Researcher­s at the University of Reading used artifical nests filled with quails’ eggs to gauge the extent of predation.

“About 10 per cent of the nests survive if they are near a feeder and 50 per cent survive if they are not,” said Mark Fellowes, who led the work.

Camera-traps trained on the nests revealed magpies, grey squirrels and jays were the main culprits.

Jennifer Malpass and colleagues at Ohio State University monitored the fate of American robin and northern cardinal nests over a four-year period. The effect was inconsiste­nt, but arose especially when feeders and predators were numerous.

Fewer than one per cent of American robin nests survived in neighbourh­oods with the most feeders and crows compared to up to 34 per cent when these were most infrequent.

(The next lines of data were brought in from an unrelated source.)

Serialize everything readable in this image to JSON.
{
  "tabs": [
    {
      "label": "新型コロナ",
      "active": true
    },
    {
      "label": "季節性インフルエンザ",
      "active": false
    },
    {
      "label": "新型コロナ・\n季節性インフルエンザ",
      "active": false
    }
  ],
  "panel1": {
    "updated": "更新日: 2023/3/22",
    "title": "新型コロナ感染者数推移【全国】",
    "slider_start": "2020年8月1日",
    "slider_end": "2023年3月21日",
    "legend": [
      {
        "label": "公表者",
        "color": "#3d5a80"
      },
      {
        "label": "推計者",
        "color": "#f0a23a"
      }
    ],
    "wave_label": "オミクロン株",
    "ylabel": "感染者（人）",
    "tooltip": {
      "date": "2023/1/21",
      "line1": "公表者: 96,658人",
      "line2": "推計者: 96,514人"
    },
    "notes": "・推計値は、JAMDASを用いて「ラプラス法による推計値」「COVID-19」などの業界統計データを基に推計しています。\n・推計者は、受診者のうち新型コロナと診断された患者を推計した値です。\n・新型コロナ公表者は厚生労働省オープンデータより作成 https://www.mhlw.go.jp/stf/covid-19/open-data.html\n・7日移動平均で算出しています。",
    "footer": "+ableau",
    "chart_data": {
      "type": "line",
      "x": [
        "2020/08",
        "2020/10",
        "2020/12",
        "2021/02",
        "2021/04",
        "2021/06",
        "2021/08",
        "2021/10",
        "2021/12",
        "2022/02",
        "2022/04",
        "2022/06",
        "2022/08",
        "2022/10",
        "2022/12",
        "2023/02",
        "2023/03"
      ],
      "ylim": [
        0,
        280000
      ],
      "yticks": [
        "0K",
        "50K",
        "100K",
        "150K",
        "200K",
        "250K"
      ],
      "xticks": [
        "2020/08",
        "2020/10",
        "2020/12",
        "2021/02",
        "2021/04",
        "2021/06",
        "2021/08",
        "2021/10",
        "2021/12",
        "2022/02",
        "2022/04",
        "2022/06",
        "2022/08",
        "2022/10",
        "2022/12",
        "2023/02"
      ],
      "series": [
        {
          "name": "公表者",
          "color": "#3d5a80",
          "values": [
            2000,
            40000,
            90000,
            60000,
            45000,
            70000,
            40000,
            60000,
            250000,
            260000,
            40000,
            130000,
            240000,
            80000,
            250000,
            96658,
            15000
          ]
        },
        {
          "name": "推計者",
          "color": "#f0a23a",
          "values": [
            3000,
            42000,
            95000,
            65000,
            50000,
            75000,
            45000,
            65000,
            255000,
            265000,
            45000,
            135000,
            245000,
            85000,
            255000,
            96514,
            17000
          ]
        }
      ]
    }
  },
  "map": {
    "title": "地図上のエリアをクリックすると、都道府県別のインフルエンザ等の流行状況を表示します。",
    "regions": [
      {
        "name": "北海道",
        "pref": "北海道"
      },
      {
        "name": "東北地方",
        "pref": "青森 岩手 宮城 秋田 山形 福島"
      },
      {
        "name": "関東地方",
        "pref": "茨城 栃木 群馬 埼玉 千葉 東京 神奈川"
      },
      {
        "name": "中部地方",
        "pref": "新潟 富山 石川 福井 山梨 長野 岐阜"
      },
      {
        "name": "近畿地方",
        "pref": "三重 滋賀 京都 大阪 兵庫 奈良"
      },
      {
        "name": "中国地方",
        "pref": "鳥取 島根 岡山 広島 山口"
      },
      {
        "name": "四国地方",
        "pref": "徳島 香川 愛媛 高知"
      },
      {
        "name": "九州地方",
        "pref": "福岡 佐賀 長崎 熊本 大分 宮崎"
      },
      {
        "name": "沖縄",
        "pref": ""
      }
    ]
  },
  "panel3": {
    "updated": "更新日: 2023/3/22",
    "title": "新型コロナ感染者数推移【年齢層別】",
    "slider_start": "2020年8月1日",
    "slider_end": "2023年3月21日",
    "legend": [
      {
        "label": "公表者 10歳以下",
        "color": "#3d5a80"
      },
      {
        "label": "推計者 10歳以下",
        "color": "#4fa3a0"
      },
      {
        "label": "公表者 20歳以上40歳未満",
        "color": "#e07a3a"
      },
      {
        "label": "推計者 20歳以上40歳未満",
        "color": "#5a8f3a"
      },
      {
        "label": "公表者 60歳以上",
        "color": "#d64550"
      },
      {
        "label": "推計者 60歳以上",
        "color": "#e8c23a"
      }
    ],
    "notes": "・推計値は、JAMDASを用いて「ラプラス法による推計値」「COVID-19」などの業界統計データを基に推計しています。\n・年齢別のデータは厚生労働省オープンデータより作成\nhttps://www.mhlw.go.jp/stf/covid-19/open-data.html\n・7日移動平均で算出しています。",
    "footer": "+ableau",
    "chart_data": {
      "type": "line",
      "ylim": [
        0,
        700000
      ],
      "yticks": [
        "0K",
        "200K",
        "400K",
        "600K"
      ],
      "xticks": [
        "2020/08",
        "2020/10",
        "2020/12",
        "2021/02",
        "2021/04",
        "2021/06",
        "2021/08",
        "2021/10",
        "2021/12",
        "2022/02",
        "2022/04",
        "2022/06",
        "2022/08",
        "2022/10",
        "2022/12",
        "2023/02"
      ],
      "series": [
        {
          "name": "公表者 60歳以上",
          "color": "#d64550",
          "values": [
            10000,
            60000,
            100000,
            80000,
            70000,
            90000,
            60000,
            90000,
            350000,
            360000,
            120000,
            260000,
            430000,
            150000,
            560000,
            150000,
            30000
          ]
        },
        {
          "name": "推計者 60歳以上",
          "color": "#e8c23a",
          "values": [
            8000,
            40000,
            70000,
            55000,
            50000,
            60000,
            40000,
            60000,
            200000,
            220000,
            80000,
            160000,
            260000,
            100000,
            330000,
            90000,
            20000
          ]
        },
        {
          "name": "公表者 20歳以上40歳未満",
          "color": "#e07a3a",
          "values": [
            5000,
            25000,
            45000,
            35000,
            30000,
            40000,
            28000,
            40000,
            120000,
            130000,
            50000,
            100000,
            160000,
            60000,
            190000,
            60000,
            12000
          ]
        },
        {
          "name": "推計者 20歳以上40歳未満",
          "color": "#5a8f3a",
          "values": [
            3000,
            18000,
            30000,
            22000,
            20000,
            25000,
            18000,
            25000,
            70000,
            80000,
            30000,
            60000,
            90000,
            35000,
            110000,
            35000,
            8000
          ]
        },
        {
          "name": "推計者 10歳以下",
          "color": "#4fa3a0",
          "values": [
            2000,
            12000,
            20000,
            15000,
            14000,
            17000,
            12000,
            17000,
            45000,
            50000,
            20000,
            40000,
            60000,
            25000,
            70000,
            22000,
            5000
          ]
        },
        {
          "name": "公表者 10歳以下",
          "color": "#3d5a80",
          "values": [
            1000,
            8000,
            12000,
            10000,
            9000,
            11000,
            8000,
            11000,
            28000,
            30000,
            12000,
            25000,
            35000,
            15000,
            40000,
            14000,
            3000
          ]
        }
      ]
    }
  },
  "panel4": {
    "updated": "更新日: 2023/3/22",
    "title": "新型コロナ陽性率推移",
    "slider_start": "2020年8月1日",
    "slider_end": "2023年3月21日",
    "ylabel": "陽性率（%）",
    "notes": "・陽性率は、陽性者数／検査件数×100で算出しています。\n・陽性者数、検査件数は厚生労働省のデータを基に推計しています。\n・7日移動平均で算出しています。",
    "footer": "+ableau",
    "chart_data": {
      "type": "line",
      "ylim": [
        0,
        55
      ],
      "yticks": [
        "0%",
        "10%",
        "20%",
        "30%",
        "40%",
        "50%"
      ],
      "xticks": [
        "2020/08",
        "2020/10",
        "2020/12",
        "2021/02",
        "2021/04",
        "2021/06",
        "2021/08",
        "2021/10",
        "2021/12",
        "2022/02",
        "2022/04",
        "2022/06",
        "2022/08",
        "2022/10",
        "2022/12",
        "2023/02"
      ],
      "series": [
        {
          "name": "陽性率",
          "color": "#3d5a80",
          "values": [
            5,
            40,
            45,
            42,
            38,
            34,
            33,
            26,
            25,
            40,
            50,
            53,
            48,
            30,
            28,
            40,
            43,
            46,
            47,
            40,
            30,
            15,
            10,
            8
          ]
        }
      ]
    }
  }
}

Using feeders fitted with guards designed to exclude predators had little effect.

“We think predators are attracted by the presence of food, even if they can’t get to it, and then they forage opportunis­tically around the feeder,” said Fellowes. Guards can help in other ways, though, he said. “There’s evidence that, with unguarded feeders, squirrels are taking more than half the food. So all that’s doing is fuelling the production of more predators.”

Other precaution­s available to householde­rs include setting feeders away from trees and hedges. The danger zone around a feeder is hard to pin down, but Fellowes estimates it is between 10 and 50m.

The content of the feeders also matters. “Niger seed is better because magpies and squirrels won’t go for it like they go for peanuts,” said Fellowes.